Comme la veille, le samedi démarre en douceur à l’Auditorium, avec les chansons à deux à l’heure de Vic Chesnutt, son fauteuil roulant, ses textes acerbes et sa voix qui donne la chair de poule. Installé depuis peu en Espagne, son compatriote Josh Rouse a, lui, les honneurs de la grande scène. Planqué derrière des lunettes noires, l’élégant songwriter livre un concert d’un grand professionnalisme, assez loin de l’intimisme des débuts, mais sans lourdeurs. Et quelles chansons’ On retourne ensuite à l’Auditorium, où notre bracelet bleu nous permet de griller la queue pour le concert de Tortoise. On a un peu l’impression d’une irruption incongrue de l’Ircam dans un festival rock, même si les laborantins de Chicago, avec leurs deux batteries et leurs riffs jazz-funk seventies, groovent finalement pas mal ? à leur manière un peu raide et cérébrale.

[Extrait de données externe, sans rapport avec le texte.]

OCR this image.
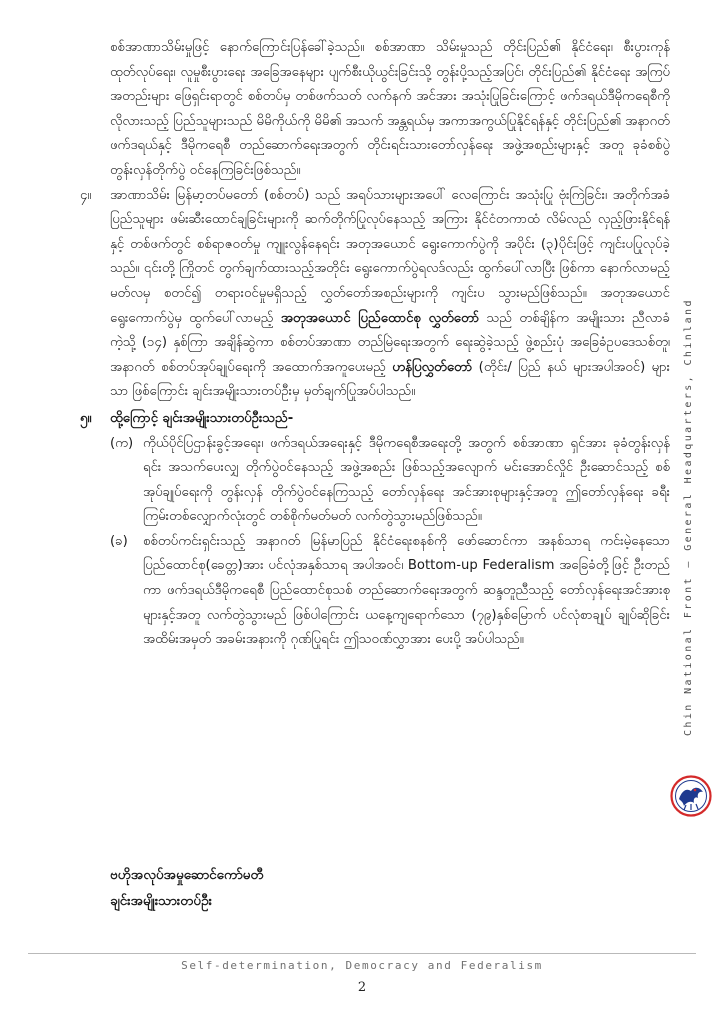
စစ်အာဏာသိမ်းမှုဖြင့် နောက်ကြောင်းပြန်ခေါ်ခဲ့သည်။ စစ်အာဏာ သိမ်းမှုသည် တိုင်းပြည်၏ နိုင်ငံရေး၊ စီးပွားကုန်ထုတ်လုပ်ရေး၊ လူမှုစီးပွားရေး အခြေအနေများ ပျက်စီးယိုယွင်းခြင်းသို့ တွန်းပို့သည့်အပြင်၊ တိုင်းပြည်၏ နိုင်ငံရေး အကြပ်အတည်းများ ဖြေရှင်းရာတွင် စစ်တပ်မှ တစ်ဖက်သတ် လက်နက် အင်အား အသုံးပြုခြင်းကြောင့် ဖက်ဒရယ်ဒီမိုကရေစီကို လိုလားသည့် ပြည်သူများသည် မိမိကိုယ်ကို မိမိ၏ အသက် အန္တရယ်မှ အကာအကွယ်ပြုနိုင်ရန်နှင့် တိုင်းပြည်၏ အနာဂတ်ဖက်ဒရယ်နှင့် ဒီမိုကရေစီ တည်ဆောက်ရေးအတွက် တိုင်းရင်းသားတော်လှန်ရေး အဖွဲ့အစည်းများနှင့် အတူ ခုခံစစ်ပွဲ တွန်းလှန်တိုက်ပွဲ ဝင်နေကြခြင်းဖြစ်သည်။

၄။ အာဏာသိမ်း မြန်မာ့တပ်မတော် (စစ်တပ်) သည် အရပ်သားများအပေါ် လေကြောင်း အသုံးပြု ဗုံးကြဲခြင်း၊ အတိုက်အခံပြည်သူများ ဖမ်းဆီးထောင်ချခြင်းများကို ဆက်တိုက်ပြုလုပ်နေသည့် အကြား နိုင်ငံတကာထံ လိမ်လည် လှည့်ဖြားနိုင်ရန်နှင့် တစ်ဖက်တွင် စစ်ရာဇ၀တ်မှု ကျူးလွန်နေရင်း အတုအယောင် ရွေးကောက်ပွဲကို အပိုင်း (၃)ပိုင်းဖြင့် ကျင်းပပြုလုပ်ခဲ့သည်။ ၎င်းတို့ ကြိုတင် တွက်ချက်ထားသည့်အတိုင်း ရွေးကောက်ပွဲရလဒ်လည်း ထွက်ပေါ်လာပြီး ဖြစ်ကာ နောက်လာမည့် မတ်လမှ စတင်၍ တရားဝင်မှုမရှိသည့် လွှတ်တော်အစည်းများကို ကျင်းပ သွားမည်ဖြစ်သည်။ အတုအယောင်ရွေးကောက်ပွဲမှ ထွက်ပေါ်လာမည့် အတုအယောင် ပြည်ထောင်စု လွှတ်တော် သည် တစ်ချိန်က အမျိုးသား ညီလာခံကဲ့သို့ (၁၄) နှစ်ကြာ အချိန်ဆွဲကာ စစ်တပ်အာဏာ တည်မြဲရေးအတွက် ရေးဆွဲခဲ့သည့် ဖွဲ့စည်းပုံ အခြေခံဥပဒေသစ်တူ၊ အနာဂတ် စစ်တပ်အုပ်ချုပ်ရေးကို အထောက်အကူပေးမည့် ဟန်ပြလွှတ်တော် (တိုင်း/ ပြည် နယ် များအပါအဝင်) များသာ ဖြစ်ကြောင်း ချင်းအမျိုးသားတပ်ဦးမှ မှတ်ချက်ပြုအပ်ပါသည်။
၅။ ထို့ကြောင့် ချင်းအမျိုးသားတပ်ဦးသည်-
(က) ကိုယ်ပိုင်ပြဌာန်းခွင့်အရေး၊ ဖက်ဒရယ်အရေးနှင့် ဒီမိုကရေစီအရေးတို့ အတွက် စစ်အာဏာ ရှင်အား ခုခံတွန်းလှန် ရင်း အသက်ပေးလျှ တိုက်ပွဲဝင်နေသည့် အဖွဲ့အစည်း ဖြစ်သည့်အလျောက် မင်းအောင်လှိုင် ဦးဆောင်သည့် စစ် အုပ်ချုပ်ရေးကို တွန်းလှန် တိုက်ပွဲဝင်နေကြသည့် တော်လှန်ရေး အင်အားစုများနှင့်အတူ ဤတော်လှန်ရေး ခရီး ကြမ်းတစ်လျှောက်လုံးတွင် တစ်စိုက်မတ်မတ် လက်တွဲသွားမည်ဖြစ်သည်။
(ခ) စစ်တပ်ကင်းရှင်းသည့် အနာဂတ် မြန်မာပြည် နိုင်ငံရေးစနစ်ကို ဖော်ဆောင်ကာ အနစ်သာရ ကင်းမဲ့နေသော ပြည်ထောင်စု(ခေတ္တ)အား ပင်လုံအနှစ်သာရ အပါအဝင်၊ Bottom-up Federalism အခြေခံတို့ဖြင့် ဦးတည်ကာ ဖက်ဒရယ်ဒီမိုကရေစီ ပြည်ထောင်စုသစ် တည်ဆောက်ရေးအတွက် ဆန္ဒတူညီသည့် တော်လှန်ရေးအင်အားစု များနှင့်အတူ လက်တွဲသွားမည် ဖြစ်ပါကြောင်း ယနေ့ကျရောက်သော (၇၉)နှစ်မြောက် ပင်လုံစာချုပ် ချုပ်ဆိုခြင်း အထိမ်းအမှတ် အခမ်းအနားကို ဂုဏ်ပြုရင်း ဤသဝဏ်လွှာအား ပေးပို့ အပ်ပါသည်။
ဗဟိုအလုပ်အမှုဆောင်ကော်မတီ
ချင်းအမျိုးသားတပ်ဦး
Chin National Front – General Headquarters, Chinland
Self-determination, Democracy and Federalism
2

En sortant, on passe devant la scène couverte Nasti, ou les Dogs Die In Hot Cars terminent en beauté leur concert, sur un « Lounger » qui donne soudain envie d’être jeune et insouciant. Quelques heures plus tôt, à l’hôtel, on s’était retrouvé dans le jacuzzi avec des membres d’Expérience (en tout bien tout honneur), qui nous avaient encouragé à aller les voir, promettant que ça allait « envoyer ». Effectivement, ça envoie, tout en partant dans des audaces expérimentales que peu de groupes d’ici osent. Le public local, bien qu’il ne doive pas comprendre grand-chose aux textes (bon, c’est vrai, il y avait aussi beaucoup de Français), ne modère pas son enthousiasme.

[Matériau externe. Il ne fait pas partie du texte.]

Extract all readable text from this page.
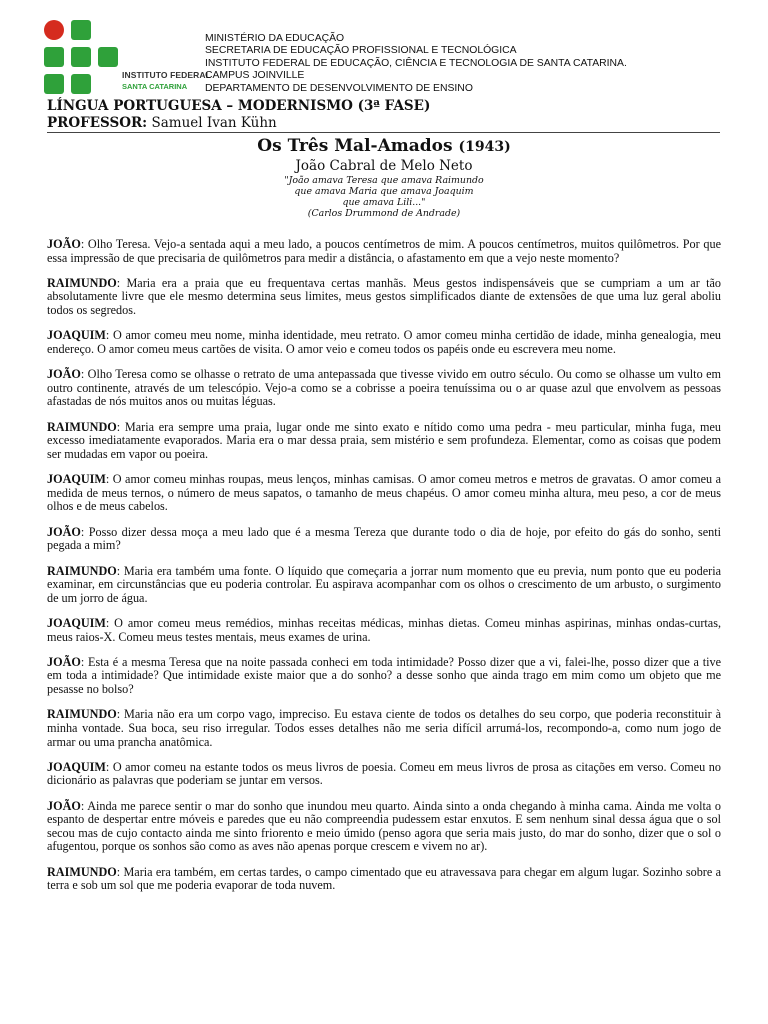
INSTITUTO FEDERAL
SANTA CATARINA
MINISTÉRIO DA EDUCAÇÃO
SECRETARIA DE EDUCAÇÃO PROFISSIONAL E TECNOLÓGICA
INSTITUTO FEDERAL DE EDUCAÇÃO, CIÊNCIA E TECNOLOGIA DE SANTA CATARINA.
CAMPUS JOINVILLE
DEPARTAMENTO DE DESENVOLVIMENTO DE ENSINO
LÍNGUA PORTUGUESA – MODERNISMO (3ª FASE)
PROFESSOR: Samuel Ivan Kühn
Os Três Mal-Amados (1943)
João Cabral de Melo Neto
"João amava Teresa que amava Raimundo
que amava Maria que amava Joaquim
que amava Lili..."
(Carlos Drummond de Andrade)

JOÃO: Olho Teresa. Vejo-a sentada aqui a meu lado, a poucos centímetros de mim. A poucos centímetros, muitos quilômetros. Por que essa impressão de que precisaria de quilômetros para medir a distância, o afastamento em que a vejo neste momento?

RAIMUNDO: Maria era a praia que eu frequentava certas manhãs. Meus gestos indispensáveis que se cumpriam a um ar tão absolutamente livre que ele mesmo determina seus limites, meus gestos simplificados diante de extensões de que uma luz geral aboliu todos os segredos.

JOAQUIM: O amor comeu meu nome, minha identidade, meu retrato. O amor comeu minha certidão de idade, minha genealogia, meu endereço. O amor comeu meus cartões de visita. O amor veio e comeu todos os papéis onde eu escrevera meu nome.

JOÃO: Olho Teresa como se olhasse o retrato de uma antepassada que tivesse vivido em outro século. Ou como se olhasse um vulto em outro continente, através de um telescópio. Vejo-a como se a cobrisse a poeira tenuíssima ou o ar quase azul que envolvem as pessoas afastadas de nós muitos anos ou muitas léguas.

RAIMUNDO: Maria era sempre uma praia, lugar onde me sinto exato e nítido como uma pedra - meu particular, minha fuga, meu excesso imediatamente evaporados. Maria era o mar dessa praia, sem mistério e sem profundeza. Elementar, como as coisas que podem ser mudadas em vapor ou poeira.

JOAQUIM: O amor comeu minhas roupas, meus lenços, minhas camisas. O amor comeu metros e metros de gravatas. O amor comeu a medida de meus ternos, o número de meus sapatos, o tamanho de meus chapéus. O amor comeu minha altura, meu peso, a cor de meus olhos e de meus cabelos.

JOÃO: Posso dizer dessa moça a meu lado que é a mesma Tereza que durante todo o dia de hoje, por efeito do gás do sonho, senti pegada a mim?

RAIMUNDO: Maria era também uma fonte. O líquido que começaria a jorrar num momento que eu previa, num ponto que eu poderia examinar, em circunstâncias que eu poderia controlar. Eu aspirava acompanhar com os olhos o crescimento de um arbusto, o surgimento de um jorro de água.

JOAQUIM: O amor comeu meus remédios, minhas receitas médicas, minhas dietas. Comeu minhas aspirinas, minhas ondas-curtas, meus raios-X. Comeu meus testes mentais, meus exames de urina.

JOÃO: Esta é a mesma Teresa que na noite passada conheci em toda intimidade? Posso dizer que a vi, falei-lhe, posso dizer que a tive em toda a intimidade? Que intimidade existe maior que a do sonho? a desse sonho que ainda trago em mim como um objeto que me pesasse no bolso?

RAIMUNDO: Maria não era um corpo vago, impreciso. Eu estava ciente de todos os detalhes do seu corpo, que poderia reconstituir à minha vontade. Sua boca, seu riso irregular. Todos esses detalhes não me seria difícil arrumá-los, recompondo-a, como num jogo de armar ou uma prancha anatômica.

JOAQUIM: O amor comeu na estante todos os meus livros de poesia. Comeu em meus livros de prosa as citações em verso. Comeu no dicionário as palavras que poderiam se juntar em versos.

JOÃO: Ainda me parece sentir o mar do sonho que inundou meu quarto. Ainda sinto a onda chegando à minha cama. Ainda me volta o espanto de despertar entre móveis e paredes que eu não compreendia pudessem estar enxutos. E sem nenhum sinal dessa água que o sol secou mas de cujo contacto ainda me sinto friorento e meio úmido (penso agora que seria mais justo, do mar do sonho, dizer que o sol o afugentou, porque os sonhos são como as aves não apenas porque crescem e vivem no ar).

RAIMUNDO: Maria era também, em certas tardes, o campo cimentado que eu atravessava para chegar em algum lugar. Sozinho sobre a terra e sob um sol que me poderia evaporar de toda nuvem.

Ultime retour à l’Auditorium, où jouent des légendes new-wave (une tendance lourde cette année, décidément) : Echo and the Bunnymen. Ian McCulloch, très nonchalant, et le génial Will Sergeant, très concentré sur ses pédales d’effets, accompagnés de jeunots anonymes, déroulent les classiques de la formation originelle : Back of Love, Rescue, Villers Terrace, Seven Seas, The Killing Moon, ou l’épique The Cutter avant le rappel’ Le public a tôt fait de se lever et de se diriger vers la scène. Pure nostalgie, là encore, mais quel bonheur
Peu adeptes des concerts best-of, les cinq fantastiques de Sonic Youth joueront une bonne moitié de leur excellent dernier album, sans négliger pour autant leurs grandes heures passées : (I Got a) Catholic Block, Mote, Pacific Coast Highway (avec quelques notes de trompette par la très charismatique Kim Gordon !), Expressway to Yr Skull et, en rappel, l’inusable Teenage Riot. Ravi par l’accueil, Thurston Moore, de plus en plus adolescent, dira même son envie de déménager à Barcelone avec le groupe
Après de brefs coups d’œil aux concerts de They Might Be Giants (son un peu trop fort, mais bon esprit) et Daniel Darc (aussi bien qu’en France), on navigue avec peine jusqu’à la tente pour aller danser avec les membres fantasques d’Out Hud, émanation electro des funky !!!. Leur live hystérique, arrosé de champagne et de percussions cataclysmiques, sera l’une des révélations de ce festival.
Un festival qui approche de sa fin sur la grande scène avec les ultimes vieux de la vieille de cette édition : Gang Of Four, dans sa mythique formation d’origine. Peut-être bien le groupe post-punk le plus influent du moment, et donc plus pertinent que jamais, d’autant que les années n’ont aucunement émoussé leur hargne. Une sacrée baffe. Ce Primavera 2005 se termine pour nous en fanfare, avec le concert réjouissant et triomphal de The Go ! Team. Un jeune groupe dont l’enthousiasme communicatif et la variété stylistique auront parfaitement résumé l’esprit de ces trois jours de liesse et de délices auditives. Vivement l’année prochaine.